To download a working paper (in Word for Windows 6.0 format) that explains this perspective, click here.

ISO 9000 and product design

ISO 9001 contains a number of very specific provisions concerning the process of product design. More significantly, many of these provisions are mirrored in a number of other recently published standards relating to worker safety and environmental management.

To me, it seems inevitable that future design processes will have to employ a broader range of formal controls than is currently the case. There is also a strong possibility that many of these externally-imposed requirements will appear to conflict with the 'softer' control approaches that are currently in vogue. For example, it will be interesting to see how companies will reconcile the desire to give design teams more autonomy with the standards' explicit demands for more formal process documentation and record-keeping.

To download a working paper (in Word for Windows 6.0 format) that explains this perspective, click here.

ISO 9000 is an exercise in unintended consequences

The early diffusion of ISO 9000 has been accompanied by a series of structural changes in the way many large organizations purchase products from potential vendors. There is an old adage that intended changes generally have unintended consequences. Since ISO 9000 is an intentional system change, it follows that it's unintended consequences are also going to involve management systems.
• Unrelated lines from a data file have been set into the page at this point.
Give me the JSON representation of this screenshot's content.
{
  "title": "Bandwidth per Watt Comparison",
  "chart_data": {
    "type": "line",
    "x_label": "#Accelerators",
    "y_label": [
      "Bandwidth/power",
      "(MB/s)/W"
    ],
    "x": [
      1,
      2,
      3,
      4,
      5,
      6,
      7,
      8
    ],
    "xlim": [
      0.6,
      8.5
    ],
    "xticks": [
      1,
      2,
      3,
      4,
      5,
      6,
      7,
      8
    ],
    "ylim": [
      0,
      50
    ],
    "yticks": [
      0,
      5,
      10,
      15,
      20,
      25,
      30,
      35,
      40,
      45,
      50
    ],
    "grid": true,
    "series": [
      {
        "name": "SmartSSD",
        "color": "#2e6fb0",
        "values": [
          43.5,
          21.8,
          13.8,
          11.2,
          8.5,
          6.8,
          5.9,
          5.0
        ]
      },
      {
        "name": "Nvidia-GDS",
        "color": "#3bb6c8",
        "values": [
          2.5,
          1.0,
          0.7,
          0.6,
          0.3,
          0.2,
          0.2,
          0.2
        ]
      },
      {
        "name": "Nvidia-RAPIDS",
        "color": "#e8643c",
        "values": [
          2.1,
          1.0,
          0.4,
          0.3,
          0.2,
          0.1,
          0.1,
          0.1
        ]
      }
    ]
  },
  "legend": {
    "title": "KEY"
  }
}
I have been gradually assembling a portfolio of these unintended consequences. Examples include the following:

  1. There has been a ripple effect as ISO 9001 requirements for purchasing documentation have created incentives (perhaps artificial ones) for registered companies to demand compliance of their suppliers.
  2. By issuing registration certificates for an explicitly contractual standard (ISO 9001 ), third-party registrars may be injecting themselves into the legal framework of huge numbers of commercial transactions. This could have a number of unintended consequences for all parties.
I hope eventually to be able to publish an organized catalog of these unintended and "second-order" effects.